Peter Wehner made Mark Levin the target of his work at Commentary lately, as an extension of his zeal to cast G. W. Bush as more of a conservative than Reagan was, and label numerous prominent conservatives as “purists” in desperate need of moderating their tone. Levin, rejecting the notion of being lectured to by a Bush grandee responded, correcting Wehner and calling attention to his aptitude for cherry-picking facts so that he can knock down prominent conservatives, and conservative causes.

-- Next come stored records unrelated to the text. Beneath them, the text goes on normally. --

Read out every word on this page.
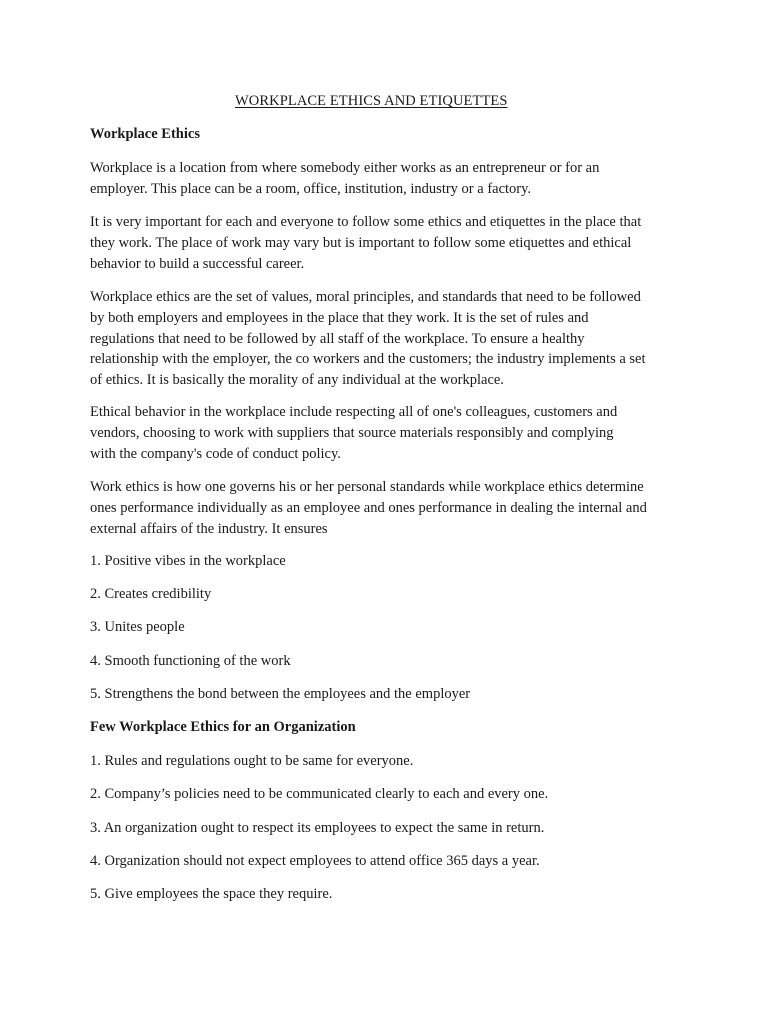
WORKPLACE ETHICS AND ETIQUETTES
Workplace Ethics
Workplace is a location from where somebody either works as an entrepreneur or for an
employer. This place can be a room, office, institution, industry or a factory.
It is very important for each and everyone to follow some ethics and etiquettes in the place that
they work. The place of work may vary but is important to follow some etiquettes and ethical
behavior to build a successful career.
Workplace ethics are the set of values, moral principles, and standards that need to be followed
by both employers and employees in the place that they work. It is the set of rules and
regulations that need to be followed by all staff of the workplace. To ensure a healthy
relationship with the employer, the co workers and the customers; the industry implements a set
of ethics. It is basically the morality of any individual at the workplace.
Ethical behavior in the workplace include respecting all of one's colleagues, customers and
vendors, choosing to work with suppliers that source materials responsibly and complying
with the company's code of conduct policy.
Work ethics is how one governs his or her personal standards while workplace ethics determine
ones performance individually as an employee and ones performance in dealing the internal and
external affairs of the industry. It ensures
1. Positive vibes in the workplace
2. Creates credibility
3. Unites people
4. Smooth functioning of the work
5. Strengthens the bond between the employees and the employer
Few Workplace Ethics for an Organization
1. Rules and regulations ought to be same for everyone.
2. Company’s policies need to be communicated clearly to each and every one.
3. An organization ought to respect its employees to expect the same in return.
4. Organization should not expect employees to attend office 365 days a year.
5. Give employees the space they require.
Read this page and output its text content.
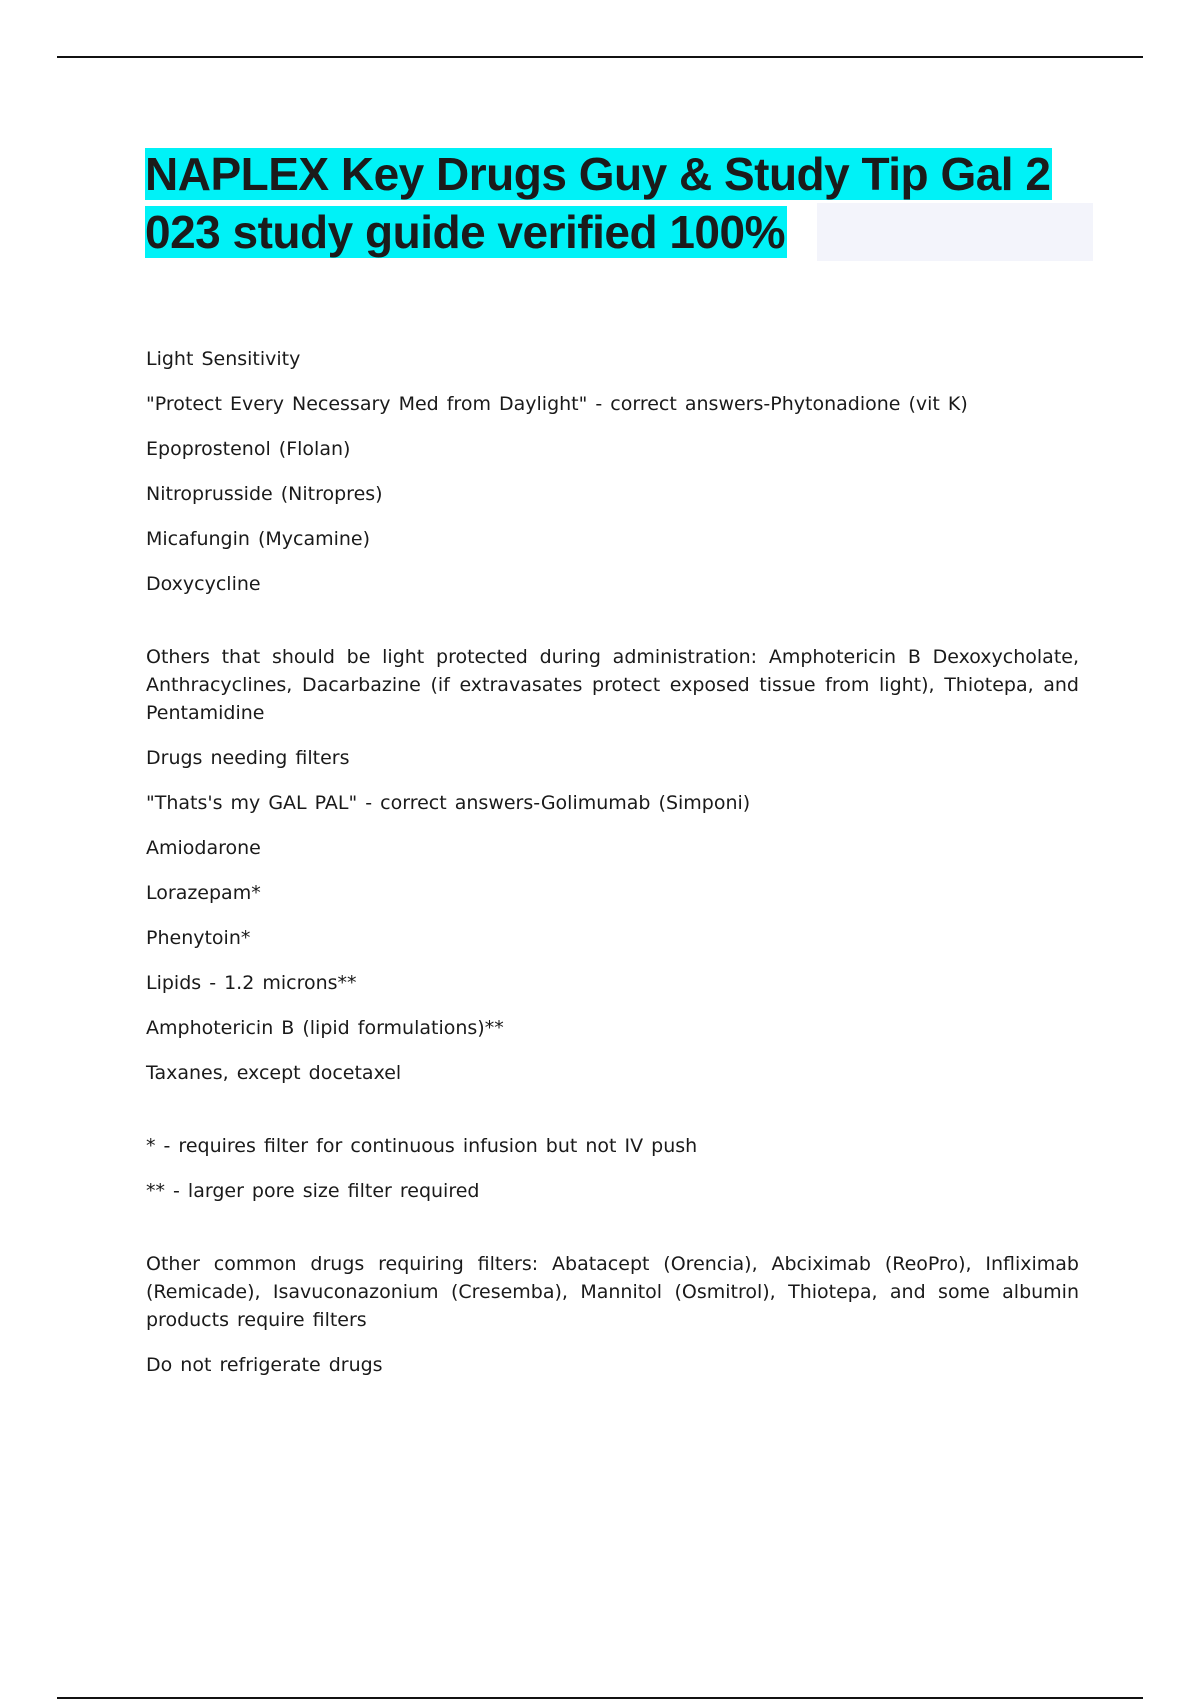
NAPLEX Key Drugs Guy & Study Tip Gal 2
023 study guide verified 100%

Light Sensitivity

"Protect Every Necessary Med from Daylight" - correct answers-Phytonadione (vit K)

Epoprostenol (Flolan)

Nitroprusside (Nitropres)

Micafungin (Mycamine)

Doxycycline

Others that should be light protected during administration: Amphotericin B Dexoxycholate, Anthracyclines, Dacarbazine (if extravasates protect exposed tissue from light), Thiotepa, and Pentamidine

Drugs needing filters

"Thats's my GAL PAL" - correct answers-Golimumab (Simponi)

Amiodarone

Lorazepam*

Phenytoin*

Lipids - 1.2 microns**

Amphotericin B (lipid formulations)**

Taxanes, except docetaxel

* - requires filter for continuous infusion but not IV push

** - larger pore size filter required

Other common drugs requiring filters: Abatacept (Orencia), Abciximab (ReoPro), Infliximab (Remicade), Isavuconazonium (Cresemba), Mannitol (Osmitrol), Thiotepa, and some albumin products require filters

Do not refrigerate drugs
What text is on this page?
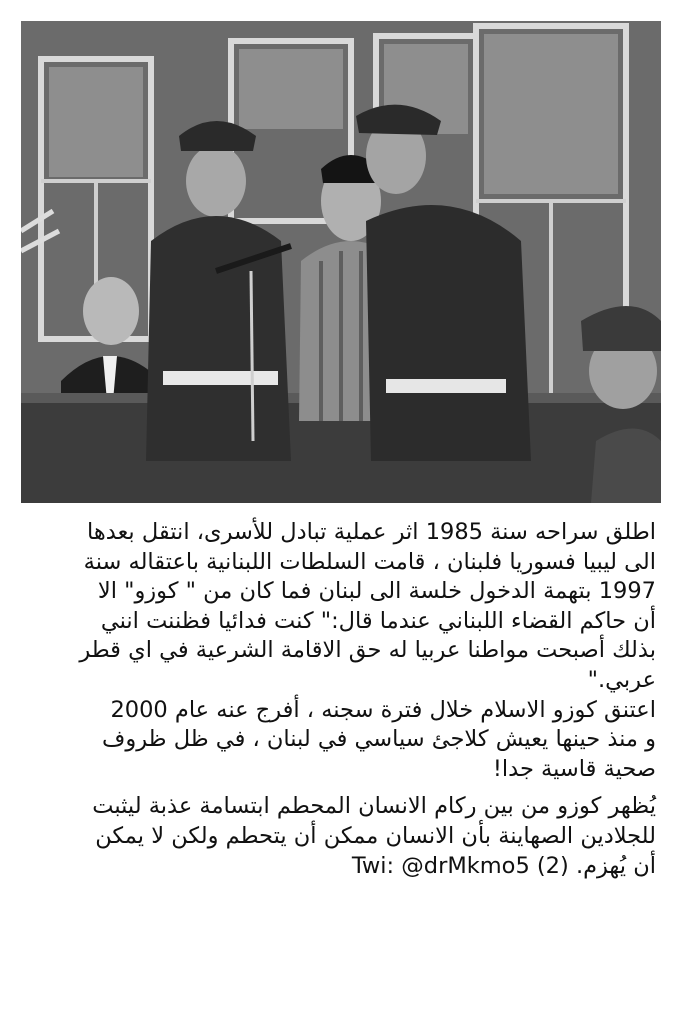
اطلق سراحه سنة 1985 اثر عملية تبادل للأسرى، انتقل بعدها
الى ليبيا فسوريا فلبنان ، قامت السلطات اللبنانية باعتقاله سنة
1997 بتهمة الدخول خلسة الى لبنان فما كان من " كوزو" الا
أن حاكم القضاء اللبناني عندما قال:" كنت فدائيا فظننت انني
بذلك أصبحت مواطنا عربيا له حق الاقامة الشرعية في اي قطر
عربي."

اعتنق كوزو الاسلام خلال فترة سجنه ، أفرج عنه عام 2000
و منذ حينها يعيش كلاجئ سياسي في لبنان ، في ظل ظروف
صحية قاسية جدا!

يُظهر كوزو من بين ركام الانسان المحطم ابتسامة عذبة ليثبت
للجلادين الصهاينة بأن الانسان ممكن أن يتحطم ولكن لا يمكن
أن يُهزم. Twi: @drMkmo5 (2)
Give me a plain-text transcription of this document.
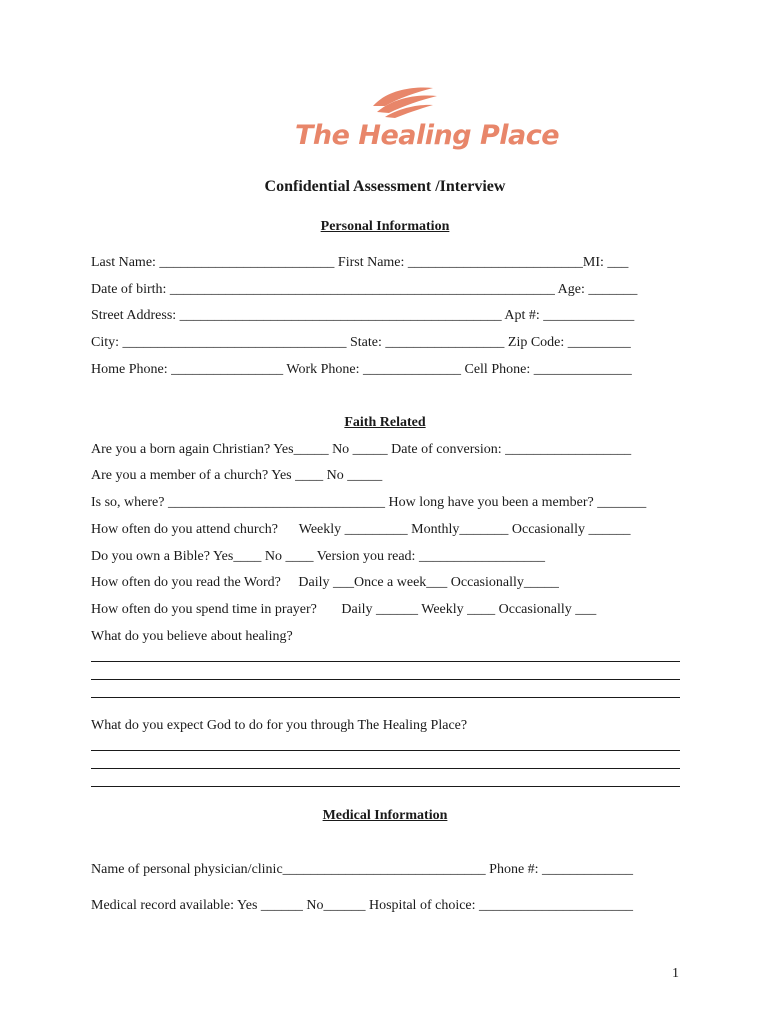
The Healing Place
Confidential Assessment /Interview
Personal Information
Last Name: _________________________ First Name: _________________________MI: ___
Date of birth: _______________________________________________________ Age: _______
Street Address: ______________________________________________ Apt #: _____________
City: ________________________________ State: _________________ Zip Code: _________
Home Phone: ________________ Work Phone: ______________ Cell Phone: ______________
Faith Related
Are you a born again Christian? Yes_____ No _____ Date of conversion: __________________
Are you a member of a church? Yes ____ No _____
Is so, where? _______________________________ How long have you been a member? _______
How often do you attend church?      Weekly _________ Monthly_______ Occasionally ______
Do you own a Bible? Yes____ No ____ Version you read: __________________
How often do you read the Word?     Daily ___Once a week___ Occasionally_____
How often do you spend time in prayer?       Daily ______ Weekly ____ Occasionally ___
What do you believe about healing?
What do you expect God to do for you through The Healing Place?
Medical Information
Name of personal physician/clinic_____________________________ Phone #: _____________
Medical record available: Yes ______ No______ Hospital of choice: ______________________
1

Peter Wehner arrived in Washington D.C. in 1983, and never left. He was hired by Bill Bennett as a speechwriter in 1987, very late in the Reagan Presidency, and that is how Wehner lays claim to being a Reagan alum, and somehow, in his mind, it makes him an expert in decoding the Reagan philosophy. But Wehner went on to be part of a team of speechwriters for the second Bush presidency, alongside Michael Gerson, and stayed with the Bush administration, in a capacity that the Washington Post described as, “paid to read, to think, to prod, to brainstorm — all without accountability.” Bill Kristol said of Wehner in 2004, “One reason Pete really is important is that he has very close relations with both Karl (Rove) and Mike (Gerson), and that’s two of the five or six most important people in the Bush White House,” and those relationships are still operating as I have pointed out in, “Magnificent Imbeciles,” and “Bush’s Mediocrity Brigade.”
So it is in that mindset that Wehner has been operating at Commentary. He most definitely is a Bush alum, marinated in the philosophy of so-called, “compassionate conservatism,” which smears conservatism as mean, simply by the qualifier. Understand, he is not promoting conservatism at all when he operates under the notion that it is what it is not.
In order to promote his harmful view of conservatism, Wehner needs to show exhibits of who he believes are not proper examples, and, as he and Henry Olsen have published, how conservatives of today need to heed their view, the Bush view of Reagan, which is at odds with the reality of who Reagan was.
Wehner’s type of phony idealism is what drew the ire recently of prominent Reaganites like Mark Levin, Don Devine, and Craig Shirley, just to name a few. But there is a very long list of prominent conservatives whom Wehner has trashed so that he can sell his Bush mush philosophy of expanded government.